Se por múltiplos dissensos, a unidade visível dos cristãos na Igreja de Cristo é apenas uma esperança, esforcemo-nos para que, ao menos, estejamos unidos neste testemunho comum, caminhando e confessando a Jesus Cristo, e Jesus Cristo crucificado. Com o Papa Francisco, creio que é neste caminho de comunhão na defesa e no anúncio de Cristo e dos valores do Seu Reino que alcançaremos um autêntico ecumenismo, pois “a unidade dos cristãos – é nossa convicção – não será o fruto de sofisticadas discussões teóricas, onde cada um tenta convencer o outro da justeza das suas opiniões (...) Temos de reconhecer que, para se chegar à profundeza do mistério de Deus, precisamos uns dos outros, encontrando-nos e confrontando-nos sob a guia do Espírito Santo, que harmoniza as diversidades e supera os conflitos, reconcilia as diversidades”.

 

Trilhando este caminho comum de conversão e de cruz, avancemos pela oração. “No caminho ecumênico para a unidade, a primazia pertence, sem dúvida, à oração comum, à união orante daqueles que se congregam à volta do próprio Cristo.

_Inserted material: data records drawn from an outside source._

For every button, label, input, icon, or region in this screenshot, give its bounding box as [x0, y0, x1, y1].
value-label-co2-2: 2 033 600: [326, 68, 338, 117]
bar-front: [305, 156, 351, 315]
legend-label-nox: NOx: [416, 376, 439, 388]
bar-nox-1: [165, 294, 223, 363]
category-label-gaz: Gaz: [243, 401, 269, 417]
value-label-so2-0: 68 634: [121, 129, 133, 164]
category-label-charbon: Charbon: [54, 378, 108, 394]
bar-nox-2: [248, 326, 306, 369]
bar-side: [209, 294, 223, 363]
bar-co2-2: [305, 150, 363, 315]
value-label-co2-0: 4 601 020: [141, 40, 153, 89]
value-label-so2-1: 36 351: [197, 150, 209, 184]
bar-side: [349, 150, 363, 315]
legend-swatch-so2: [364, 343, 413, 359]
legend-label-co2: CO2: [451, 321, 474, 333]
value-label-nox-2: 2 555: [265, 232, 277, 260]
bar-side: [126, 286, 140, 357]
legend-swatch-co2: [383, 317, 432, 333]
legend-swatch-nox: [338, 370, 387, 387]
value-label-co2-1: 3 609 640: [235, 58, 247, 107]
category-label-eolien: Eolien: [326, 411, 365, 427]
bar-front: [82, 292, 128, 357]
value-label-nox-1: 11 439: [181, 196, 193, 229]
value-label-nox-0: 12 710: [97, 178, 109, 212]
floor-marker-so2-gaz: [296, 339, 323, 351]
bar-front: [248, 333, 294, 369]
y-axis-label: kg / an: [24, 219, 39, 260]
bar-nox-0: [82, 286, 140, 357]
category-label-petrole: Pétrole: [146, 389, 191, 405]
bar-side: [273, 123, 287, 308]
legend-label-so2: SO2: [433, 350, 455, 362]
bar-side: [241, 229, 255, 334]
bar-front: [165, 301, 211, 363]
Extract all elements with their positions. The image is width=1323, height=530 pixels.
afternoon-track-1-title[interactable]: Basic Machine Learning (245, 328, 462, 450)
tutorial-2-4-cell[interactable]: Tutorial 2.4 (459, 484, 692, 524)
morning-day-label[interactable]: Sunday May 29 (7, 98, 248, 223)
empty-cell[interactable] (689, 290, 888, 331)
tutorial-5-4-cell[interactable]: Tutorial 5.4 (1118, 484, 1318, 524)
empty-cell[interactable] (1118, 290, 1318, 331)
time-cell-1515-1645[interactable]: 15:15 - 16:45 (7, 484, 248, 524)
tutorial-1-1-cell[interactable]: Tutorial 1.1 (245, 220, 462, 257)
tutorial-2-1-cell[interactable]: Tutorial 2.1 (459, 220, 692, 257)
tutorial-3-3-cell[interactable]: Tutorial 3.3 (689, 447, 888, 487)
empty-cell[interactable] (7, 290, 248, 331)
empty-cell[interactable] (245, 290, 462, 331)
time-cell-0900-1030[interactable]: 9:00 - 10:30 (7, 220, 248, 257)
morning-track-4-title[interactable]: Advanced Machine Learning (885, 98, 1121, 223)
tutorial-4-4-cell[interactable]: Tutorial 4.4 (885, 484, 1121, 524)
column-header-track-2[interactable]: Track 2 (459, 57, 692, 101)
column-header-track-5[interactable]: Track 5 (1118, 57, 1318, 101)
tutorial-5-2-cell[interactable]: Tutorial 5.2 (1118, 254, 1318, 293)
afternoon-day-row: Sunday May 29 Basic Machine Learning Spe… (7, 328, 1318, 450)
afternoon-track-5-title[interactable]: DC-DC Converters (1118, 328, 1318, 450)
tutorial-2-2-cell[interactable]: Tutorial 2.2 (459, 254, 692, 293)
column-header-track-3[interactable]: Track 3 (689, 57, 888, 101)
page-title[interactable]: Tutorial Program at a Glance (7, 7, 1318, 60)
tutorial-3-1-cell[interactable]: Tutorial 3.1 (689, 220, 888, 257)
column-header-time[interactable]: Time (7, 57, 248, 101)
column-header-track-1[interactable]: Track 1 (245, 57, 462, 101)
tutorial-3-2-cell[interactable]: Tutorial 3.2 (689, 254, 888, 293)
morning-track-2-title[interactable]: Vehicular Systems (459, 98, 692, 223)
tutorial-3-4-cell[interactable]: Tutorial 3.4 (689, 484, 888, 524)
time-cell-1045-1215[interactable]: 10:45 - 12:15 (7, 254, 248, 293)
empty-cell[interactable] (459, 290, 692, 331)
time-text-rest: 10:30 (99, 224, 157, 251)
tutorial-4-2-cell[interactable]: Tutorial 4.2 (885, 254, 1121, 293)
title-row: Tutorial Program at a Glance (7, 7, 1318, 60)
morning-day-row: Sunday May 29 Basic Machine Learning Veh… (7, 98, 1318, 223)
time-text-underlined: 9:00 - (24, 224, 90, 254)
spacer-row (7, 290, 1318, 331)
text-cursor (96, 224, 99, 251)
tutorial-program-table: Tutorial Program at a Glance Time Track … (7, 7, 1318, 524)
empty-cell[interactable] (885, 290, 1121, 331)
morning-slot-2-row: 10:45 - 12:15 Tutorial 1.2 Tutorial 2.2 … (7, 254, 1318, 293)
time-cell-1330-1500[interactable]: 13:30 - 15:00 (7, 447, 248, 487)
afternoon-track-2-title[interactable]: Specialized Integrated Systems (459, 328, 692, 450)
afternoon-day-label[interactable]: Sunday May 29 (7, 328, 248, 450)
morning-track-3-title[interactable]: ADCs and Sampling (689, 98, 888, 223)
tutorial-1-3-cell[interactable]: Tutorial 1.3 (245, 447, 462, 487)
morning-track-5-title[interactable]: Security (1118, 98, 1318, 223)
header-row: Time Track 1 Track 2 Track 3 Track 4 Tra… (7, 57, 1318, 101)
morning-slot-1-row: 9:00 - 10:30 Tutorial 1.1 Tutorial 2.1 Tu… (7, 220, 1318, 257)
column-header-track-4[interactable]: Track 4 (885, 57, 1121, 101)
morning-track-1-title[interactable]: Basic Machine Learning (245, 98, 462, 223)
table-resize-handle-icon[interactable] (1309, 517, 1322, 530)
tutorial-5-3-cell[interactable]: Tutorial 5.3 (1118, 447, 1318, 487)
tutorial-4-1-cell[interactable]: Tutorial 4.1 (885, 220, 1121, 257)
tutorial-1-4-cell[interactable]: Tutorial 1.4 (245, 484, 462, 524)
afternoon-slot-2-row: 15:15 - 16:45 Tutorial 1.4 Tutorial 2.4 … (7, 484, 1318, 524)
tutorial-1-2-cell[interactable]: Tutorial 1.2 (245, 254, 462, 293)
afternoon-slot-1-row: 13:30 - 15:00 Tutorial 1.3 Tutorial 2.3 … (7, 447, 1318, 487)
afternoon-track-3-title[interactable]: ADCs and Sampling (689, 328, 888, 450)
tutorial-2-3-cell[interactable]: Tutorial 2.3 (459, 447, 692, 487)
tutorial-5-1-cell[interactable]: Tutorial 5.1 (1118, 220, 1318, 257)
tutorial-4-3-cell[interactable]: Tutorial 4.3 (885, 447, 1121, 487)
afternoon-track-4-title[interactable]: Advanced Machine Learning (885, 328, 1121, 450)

Se os cristãos, apesar das suas divisões, souberem unir-se cada vez mais em oração comum ao redor de Cristo, crescerá a sua consciência de como é reduzido o que os divide em comparação com aquilo que os une. Se se encontrarem sempre mais assiduamente diante de Cristo na oração, os cristãos poderão ganhar coragem para enfrentar toda a dolorosa realidade humana das divisões, e reencontrar-se-ão juntos naquela comunidade da Igreja, que Cristo forma incessantemente no Espírito Santo, apesar de todas as debilidades e limitações humanas”.

 

Sabemos que a “unidade é antes de tudo um dom de Deus, uma obra do Espírito Santo”. É Ele quem nos dá a força para testemunharmos a Cristo Jesus até os confins do mundo. Assim, invocando o Divino Paráclito é que devemos caminhar para a verdadeira concórdia e unidade.

 

Neste sentido, a prática das Semanas de Oração pela Unidade dos Cristãos cumpre um papel importante, mas que não deve ser exclusivo. Como nos convida o Papa Francisco, sempre “devemos rezar entre nós, católicos, e também com os outros cristãos; orar para que o Senhor nos conceda a unidade, a unidade entre nós”. Uma unidade que “não consiste simplesmente na confluência unitária de pessoas que se aglomeram umas às outras. Mas (trata-se) de uma unidade constituída pelos vínculos da profissão de fé, dos sacramentos e da comunhão hierárquica”.

 

Em suma, como filhos e filhas de uma mesma luz, Cristo Jesus, que, vindo ao mundo, nos redimiu com Sua morte e ressurreição, e nos fez luzeiros nesta terra, caminhemos nas trilhas da conversão, da cruz e da oração, para que a Sua luz brilhe com mais fulgor e dissipe as trevas do mundo. É assim que, ao mesmo tempo, daremos um testemunho mais credível ao mundo do nome de Cristo e cresceremos na comunhão e unidade, como filhos de um mesmo Pai.